Daha önceki tespitlerimize, gözlemlerimize ve çeşitli ortaklaşma girişimlerde aldığımız cevaplardan çıkardığımız sonuçlara takılı kalamayız. Bir önceki dönemin dengelerinde, tespitlerinde birlikte davranma imkanı bulamayıp kendileri olarak ya da başka güçlerle siyasi denklemler kuran tüm devrimci demokrasi güçlerinin, demokratların ortak davranma imkanı (hatta zorunluluğu!) ortaya çıkmıştır. Şimdi HDK/HDP’de olan olmayan tüm ezilen, sömürülen emekçi, demokrat ve devrimcilerin, DHF’nin, ÖDP’nin, Halkevleri’nin, TKP’nin, EHP’nin, diğer devrimci –demokrat kurum, çevre ve bireylerin, demokrat Alevilerin, AKP’nin hegemonyasından kurtulmayı başaramamış yoksul, demokrat Müslümanların, CHP’nin içerisindeki gerçek demokratların, muhafazakarlığın ve cinsiyetçiliğin cenderesi altındaki kadınların, gençlerin, özgürlükçülerin “gelin, yeni Türkiye’yi hep birlikte kurmaya başlayalım” deme zamanı. Bu imkan çok ama çok güçlenmiştir.

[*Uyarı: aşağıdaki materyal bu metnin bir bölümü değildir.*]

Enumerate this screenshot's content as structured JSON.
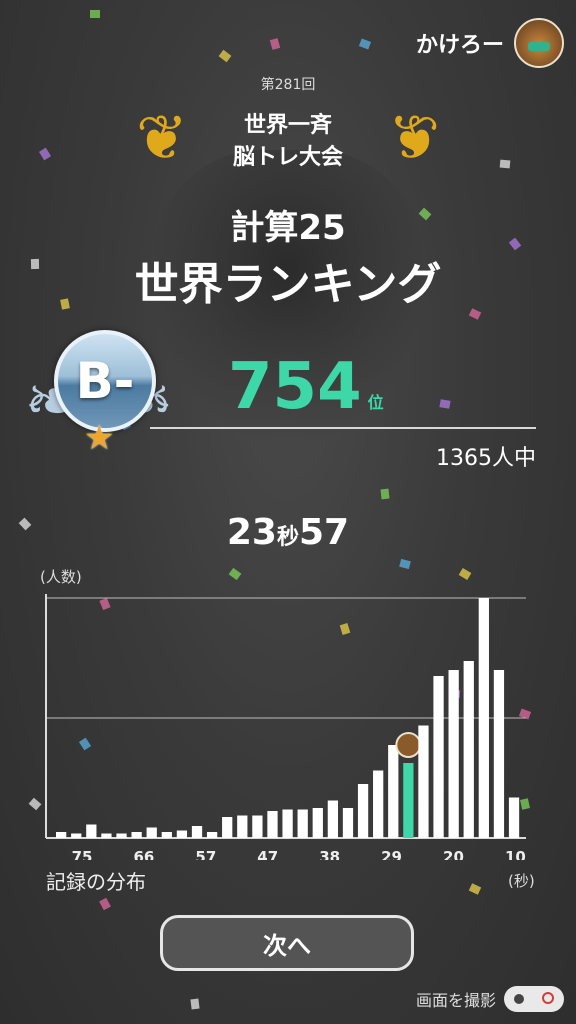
{
  "header": {
    "user_name": "かけろー"
  },
  "contest": {
    "round": "第281回",
    "title_line1": "世界一斉",
    "title_line2": "脳トレ大会"
  },
  "game": {
    "name": "計算25",
    "ranking_title": "世界ランキング"
  },
  "rank": {
    "badge": "B-",
    "number": "754",
    "unit": "位",
    "participants": "1365人中"
  },
  "time": {
    "seconds": "23",
    "sec_unit": "秒",
    "hundredths": "57"
  },
  "colors": {
    "accent": "#3ed7a8",
    "bar": "#ffffff",
    "gold": "#e0a81b"
  },
  "chart_data": {
    "type": "bar",
    "title": "",
    "ylabel": "(人数)",
    "xlabel": "記録の分布",
    "xunit": "(秒)",
    "x_tick_labels": [
      "75",
      "66",
      "57",
      "47",
      "38",
      "29",
      "20",
      "10"
    ],
    "values": [
      4,
      3,
      9,
      3,
      3,
      4,
      7,
      4,
      5,
      8,
      4,
      14,
      15,
      15,
      18,
      19,
      19,
      20,
      25,
      20,
      36,
      45,
      62,
      50,
      75,
      108,
      112,
      118,
      160,
      112,
      27
    ],
    "highlight_index": 23,
    "ylim": [
      0,
      160
    ],
    "grid": true
  },
  "buttons": {
    "next": "次へ"
  },
  "footer": {
    "capture_label": "画面を撮影"
  }
}
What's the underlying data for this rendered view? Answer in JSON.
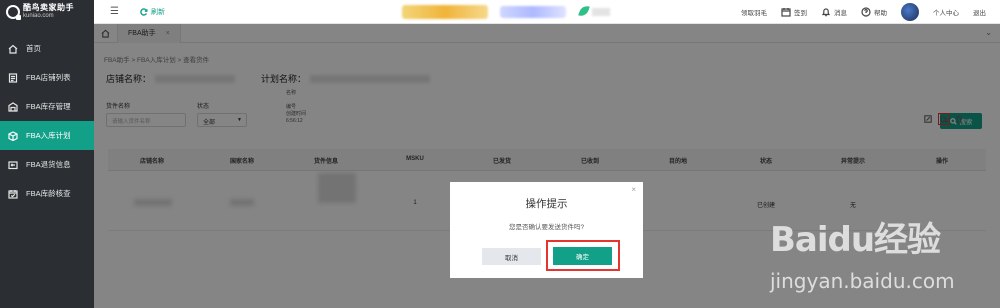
{
  "app": {
    "logo_title": "酷鸟卖家助手",
    "logo_sub": "kuniao.com"
  },
  "sidebar": {
    "items": [
      {
        "label": "首页",
        "icon": "home-icon"
      },
      {
        "label": "FBA店铺列表",
        "icon": "store-icon"
      },
      {
        "label": "FBA库存管理",
        "icon": "inventory-icon"
      },
      {
        "label": "FBA入库计划",
        "icon": "box-icon",
        "active": true
      },
      {
        "label": "FBA退货信息",
        "icon": "return-icon"
      },
      {
        "label": "FBA库龄核查",
        "icon": "calendar-check-icon"
      }
    ]
  },
  "topbar": {
    "refresh": "刷新",
    "claim_points": "领取羽毛",
    "checkin": "签到",
    "messages": "消息",
    "help": "帮助",
    "user_center": "个人中心",
    "logout": "退出"
  },
  "tabs": [
    {
      "label": "FBA助手",
      "close": "×"
    }
  ],
  "tab_scroll_icon": "chevron-down-icon",
  "breadcrumb": "FBA助手 > FBA入库计划 > 查看货件",
  "titles": {
    "store_label": "店铺名称：",
    "plan_label": "计划名称："
  },
  "filters": {
    "shipment_name_label": "货件名称",
    "shipment_name_placeholder": "请输入货件名称",
    "status_label": "状态",
    "status_value": "全部",
    "search_button": "搜索"
  },
  "table": {
    "headers": [
      "店铺名称",
      "国家名称",
      "货件信息",
      "MSKU",
      "已发货",
      "已收到",
      "目的地",
      "状态",
      "异常提示",
      "操作"
    ],
    "row": {
      "ship_info_lines": [
        "名称",
        "编号",
        "创建时间",
        "6:56:12"
      ],
      "msku": "1",
      "status": "已创建",
      "exception": "无"
    }
  },
  "dialog": {
    "title": "操作提示",
    "message": "您是否确认要发送货件吗?",
    "cancel": "取消",
    "confirm": "确定",
    "close": "×"
  },
  "watermark": {
    "brand": "Baidu经验",
    "url": "jingyan.baidu.com"
  },
  "colors": {
    "accent": "#13a089",
    "sidebar_bg": "#2b2f33",
    "highlight": "#e4362f"
  }
}
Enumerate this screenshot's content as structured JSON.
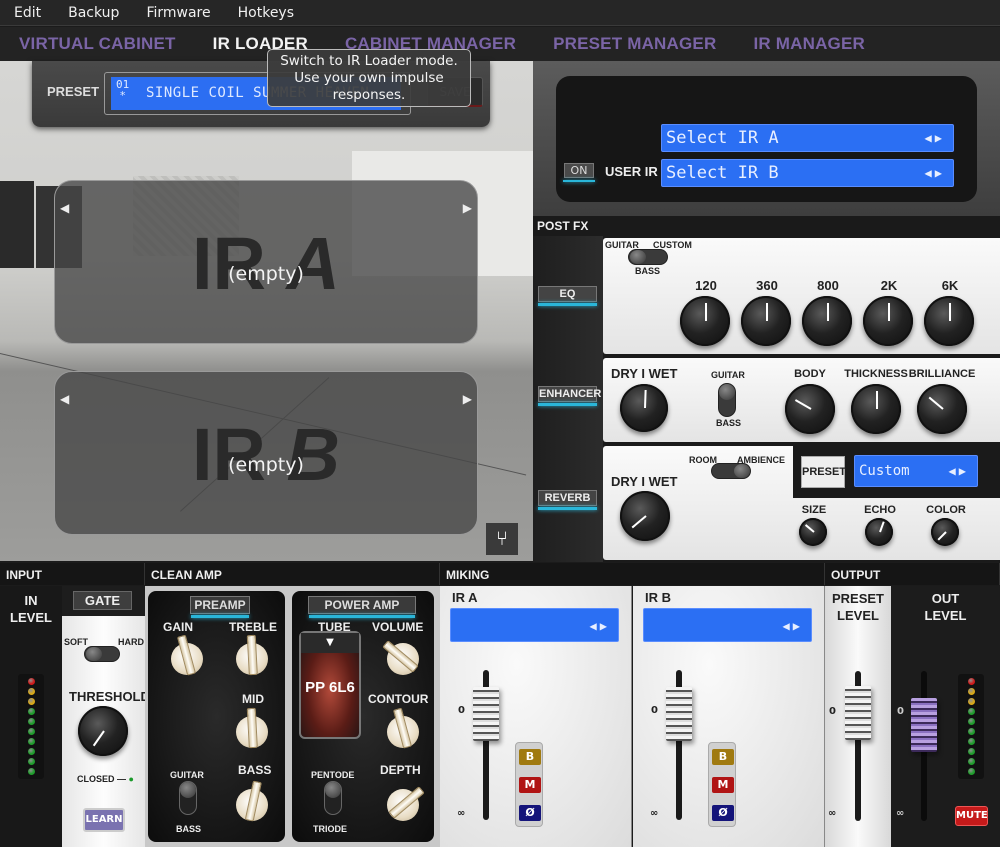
{
  "menu": [
    "Edit",
    "Backup",
    "Firmware",
    "Hotkeys"
  ],
  "tabs": [
    {
      "label": "VIRTUAL CABINET",
      "active": false
    },
    {
      "label": "IR LOADER",
      "active": true
    },
    {
      "label": "CABINET MANAGER",
      "active": false
    },
    {
      "label": "PRESET MANAGER",
      "active": false
    },
    {
      "label": "IR MANAGER",
      "active": false
    }
  ],
  "tooltip": "Switch to IR Loader mode. Use your own impulse responses.",
  "preset": {
    "label": "PRESET",
    "number": "01",
    "modified": "*",
    "name": "SINGLE COIL SUMMER HEAVEN",
    "save_label": "SAVE"
  },
  "ir_slots": [
    {
      "title": "IR",
      "letter": "A",
      "status": "(empty)"
    },
    {
      "title": "IR",
      "letter": "B",
      "status": "(empty)"
    }
  ],
  "user_ir": {
    "on_label": "ON",
    "label": "USER IR",
    "select_a": "Select IR A",
    "select_b": "Select IR B"
  },
  "post_fx": {
    "title": "POST FX",
    "eq": {
      "button": "EQ",
      "mode_left": "GUITAR",
      "mode_right": "CUSTOM",
      "mode_bottom": "BASS",
      "bands": [
        "120",
        "360",
        "800",
        "2K",
        "6K"
      ]
    },
    "enhancer": {
      "button": "ENHANCER",
      "drywet": "DRY I WET",
      "switch_top": "GUITAR",
      "switch_bottom": "BASS",
      "knobs": [
        "BODY",
        "THICKNESS",
        "BRILLIANCE"
      ]
    },
    "reverb": {
      "button": "REVERB",
      "drywet": "DRY I WET",
      "mode_left": "ROOM",
      "mode_right": "AMBIENCE",
      "preset_label": "PRESET",
      "preset_value": "Custom",
      "knobs": [
        "SIZE",
        "ECHO",
        "COLOR"
      ]
    }
  },
  "input": {
    "title": "INPUT",
    "in_level": "IN\nLEVEL",
    "gate": "GATE",
    "soft": "SOFT",
    "hard": "HARD",
    "threshold": "THRESHOLD",
    "closed": "CLOSED",
    "learn": "LEARN"
  },
  "clean_amp": {
    "title": "CLEAN AMP",
    "preamp": "PREAMP",
    "gain": "GAIN",
    "treble": "TREBLE",
    "mid": "MID",
    "bass": "BASS",
    "switch_top": "GUITAR",
    "switch_bottom": "BASS",
    "power_amp": "POWER AMP",
    "tube_label": "TUBE",
    "tube_value": "PP 6L6",
    "volume": "VOLUME",
    "contour": "CONTOUR",
    "depth": "DEPTH",
    "pentode": "PENTODE",
    "triode": "TRIODE"
  },
  "miking": {
    "title": "MIKING",
    "channels": [
      {
        "label": "IR A",
        "buttons": [
          "B",
          "M",
          "Ø"
        ]
      },
      {
        "label": "IR B",
        "buttons": [
          "B",
          "M",
          "Ø"
        ]
      }
    ],
    "zero": "0",
    "inf": "∞"
  },
  "output": {
    "title": "OUTPUT",
    "preset_level": "PRESET\nLEVEL",
    "out_level": "OUT\nLEVEL",
    "mute": "MUTE"
  },
  "colors": {
    "accent_purple": "#7a64a6",
    "lcd_blue": "#2b6ff3",
    "glow": "#2ab6d9",
    "mute_red": "#c51a1a"
  }
}
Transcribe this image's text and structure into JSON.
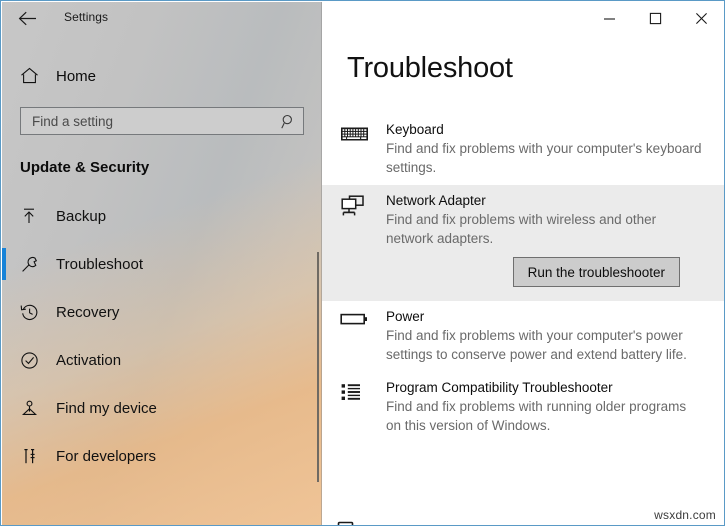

HDK/HDP’nin bir süredir çeşitli emek ve demokrasi örgütleriyle, siyasi parti ve çevrelerle bu görüşmeleri sürdürdüğünü, hatta ikinci tur görüşmelere geçtiğini biliyoruz. HDK/HDP’nin planı bu görüşmelerden hafta sonu gerçekleşecek kongresine kadar bir sonuç almak ve kongrede cumhurbaşkanı adayını açıklamak yönündeydi. İhsanoğlu’nun adaylığıyla yeni bir durum ortaya çıkmıştır. Bu yeni durumla beraber HDK/HDP de planını yenileyebilir, yenilemeli… Cumhurbaşkanı adayımızı kongremizde açıklamak zorunda değiliz. Hatta potansiyel geniş ittifak zeminini gerçekleştirebilmek için ortak adayın HDK/HDP konferansında değil bağımsız bir aday açıklama etkinliğinde duyurulması daha da isabetli olabilir. Bu güne kadar “karşılıklı yoklamalar” biçiminde devam eden görüşmelerimizi yoğun bir mesaiye dönüştürebilir ve hızla ortak bir cumhurbaşkanı adayı belirleyebiliriz.
Tüm gelişmeler bir kez daha Batı’daki demokrasi, emek ve özgürlük güçleriyle Kürt halk hareketinin birlikte mücadelesinin zorunluluğunu işaret etmiştir. Her iki taraf da birbirilerinin hassasiyetlerine, zorluluklarına, ihtiyaçlarına dikkat ederek önümüzdeki cumhurbaşkanlığı seçimlerinin birinci turunda sermayenin kırk katır, kırk satır seçenekleri dışında bir yolu açılabilir. Bu ittifak şayet birinci turda anlamlı bir halk desteğini arkasına alabilirse ikinci turda kimin ne yaptığı/yapacağı tali bir mesele olarak kalacaktır. Ve o andan itibaren bizim asıl gündemimiz bu başarılı ittifakı nasıl kalıcılaştırıp, büyüteceğimiz olacaktır.